Electrical sockets may be used to secure electronic packages and/or integrated circuit (IC) devices, for example, onto a system board (e.g., a motherboard or a printed circuit board "PCB") of a computer system. These electrical sockets may be constructed for easy installation and replacement of electronic packages (e.g., electrical components) and/or integrated circuit (IC) devices, such as complex memory chips and advanced microprocessor chips. The electrical sockets may also be available in different sizes and configurations, including, for example, low-insertion force (LIF) sockets and zero-insertion force (ZIF) sockets.
Low-insertion force (LIF) sockets may be suitable for detachably securing traditional electronic packages and/or integrated circuit (IC) devices with low pin counts onto a system board of a computer system. However, zero-insertion force (ZIF) sockets are more desirable for advanced electronic packages and/or IC devices which have larger pin counts, since no or zero insertion force and removal force are required. For example, advanced microprocessor chips with high pin counts are typically installed in a zero-insertion force (ZIF) socket which is soldered directly to a system board of a computer system. The ZIF sockets are commonly used to secure advanced microprocessor chips onto a printed circuit board (PCB). This is because the advanced microprocessor chips may be accommodated without fear of damaging the chips or the electrical pins (connections) of the microprocessor chips which provide electrical contacts from the microprocessor chips to the system board.
A ZIF socket may typically include a release handle which, when open, permits easy installation of an electronic package and/or an IC device such as a microprocessor chip into the socket. Subsequent closure of the handle may secure the microprocessor chip in place. A heat sink may be then affixed on top of the microprocessor chip installed in the ZIF socket by mechanical means, such as a retainer clip, for dissipating the heat generated from the microprocessor chip. The heat sink may contain a thermally conductive heat sink in a form of a flat plate, generally of the same size as the microprocessor chip, and a plurality of cooling (radiation) fins extending upwardly from the flat plate.

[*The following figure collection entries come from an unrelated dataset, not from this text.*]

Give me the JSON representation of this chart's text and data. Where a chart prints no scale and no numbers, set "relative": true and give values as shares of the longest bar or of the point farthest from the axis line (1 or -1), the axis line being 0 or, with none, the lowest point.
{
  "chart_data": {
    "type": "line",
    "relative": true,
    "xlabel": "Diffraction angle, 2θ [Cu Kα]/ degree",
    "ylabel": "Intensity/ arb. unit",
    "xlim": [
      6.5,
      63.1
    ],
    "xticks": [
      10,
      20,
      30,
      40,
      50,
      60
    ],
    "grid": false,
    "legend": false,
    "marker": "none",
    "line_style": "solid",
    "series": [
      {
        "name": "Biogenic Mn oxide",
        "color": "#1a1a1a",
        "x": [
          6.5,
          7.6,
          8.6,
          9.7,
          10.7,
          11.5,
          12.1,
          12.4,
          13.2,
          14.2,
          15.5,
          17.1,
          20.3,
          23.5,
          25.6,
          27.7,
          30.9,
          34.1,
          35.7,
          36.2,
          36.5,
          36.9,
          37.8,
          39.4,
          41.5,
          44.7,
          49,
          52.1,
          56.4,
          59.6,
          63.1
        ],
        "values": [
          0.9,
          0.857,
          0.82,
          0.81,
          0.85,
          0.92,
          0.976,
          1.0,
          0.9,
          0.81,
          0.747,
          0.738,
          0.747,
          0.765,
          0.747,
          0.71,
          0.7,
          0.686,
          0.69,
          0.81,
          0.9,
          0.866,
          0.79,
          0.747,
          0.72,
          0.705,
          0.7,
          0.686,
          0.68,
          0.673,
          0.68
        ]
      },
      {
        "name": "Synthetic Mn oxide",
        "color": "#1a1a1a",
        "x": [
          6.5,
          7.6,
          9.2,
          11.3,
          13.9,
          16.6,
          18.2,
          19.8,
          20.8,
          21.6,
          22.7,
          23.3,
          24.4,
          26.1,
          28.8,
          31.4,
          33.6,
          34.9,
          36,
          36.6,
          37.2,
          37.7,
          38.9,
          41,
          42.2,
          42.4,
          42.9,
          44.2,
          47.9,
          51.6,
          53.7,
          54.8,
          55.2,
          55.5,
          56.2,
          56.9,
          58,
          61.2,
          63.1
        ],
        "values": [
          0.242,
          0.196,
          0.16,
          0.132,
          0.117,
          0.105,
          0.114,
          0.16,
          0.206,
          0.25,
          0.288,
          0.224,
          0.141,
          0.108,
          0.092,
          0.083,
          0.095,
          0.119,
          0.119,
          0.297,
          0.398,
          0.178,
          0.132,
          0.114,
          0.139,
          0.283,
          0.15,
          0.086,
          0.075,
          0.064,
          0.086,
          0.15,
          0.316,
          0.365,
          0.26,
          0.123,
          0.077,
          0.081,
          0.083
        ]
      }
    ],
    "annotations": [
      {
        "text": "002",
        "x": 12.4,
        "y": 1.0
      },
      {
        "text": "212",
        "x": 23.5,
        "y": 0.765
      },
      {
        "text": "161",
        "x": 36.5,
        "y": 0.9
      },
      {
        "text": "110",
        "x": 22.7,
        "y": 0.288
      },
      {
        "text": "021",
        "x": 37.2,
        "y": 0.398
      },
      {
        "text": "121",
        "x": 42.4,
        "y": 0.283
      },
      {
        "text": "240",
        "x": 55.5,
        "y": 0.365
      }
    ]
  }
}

A heat sink fan may then be utilized to increase thermal dissipation of the heat sink member and maintain the temperature of the electronic package and/or the IC device at an acceptable level.
However, these commonly available ZIF sockets used for securing an electronic package and/or an IC device onto a system board of a computer system contain several disadvantages, especially in cases where an open or unprotected semiconductor die is used. First, the electronic package or IC device such as the microprocessor chip must be properly installed on the ZIF socket, and then the heat sink must be aligned properly with the ZIF socket, and then packaged carefully and squarely on top of an open die microprocessor chip in order to prevent damage to the open die microprocessor chip during assembly due to uneven loading and to ensure correct microprocessor operation. In practice, however, the heat sink may often (e.g., during hasty manufacturing/assembly practice) be slammed down onto an open die microprocessor chip at an angle with often excessive forces during assembly. As a result, an open die microprocessor chip can occasionally be damaged (e.g., ranging from edge chipping to major die cracks). Thermal interface material applied on the surface of the microprocessor chip for increased thermal coupling efficiency with a heat sink can frequently be scratched or disrupted. Secondly, separate steps are needed to secure an electronic package on the ZIF socket and a heat sink on the electronic package which may be burdensome. Lastly, selected portions of cooling fins of the heat sink may be eliminated to provide clearance for separately provided clips so as to secure the heat sink onto an open die microprocessor chip. The additional clips used to secure the heat sink onto an open die microprocessor chip can be unreliable and costly. Likewise, the elimination of cooling fins directly above the microprocessor chip can lessen the thermal performance and efficiency of the heat sink. Accordingly, there is a need to provide an advanced ZIF socket having heat sink retention and alignment features that can prevent the heat sink from damaging an open die microprocessor chip due to uneven loading and/or excessive forces during assembly, and eliminate the separate assembly of an open die microprocessor chip, a heat sink and an additional clip used to secure the heat sink in place while maximizing the thermal performance of the heat sink.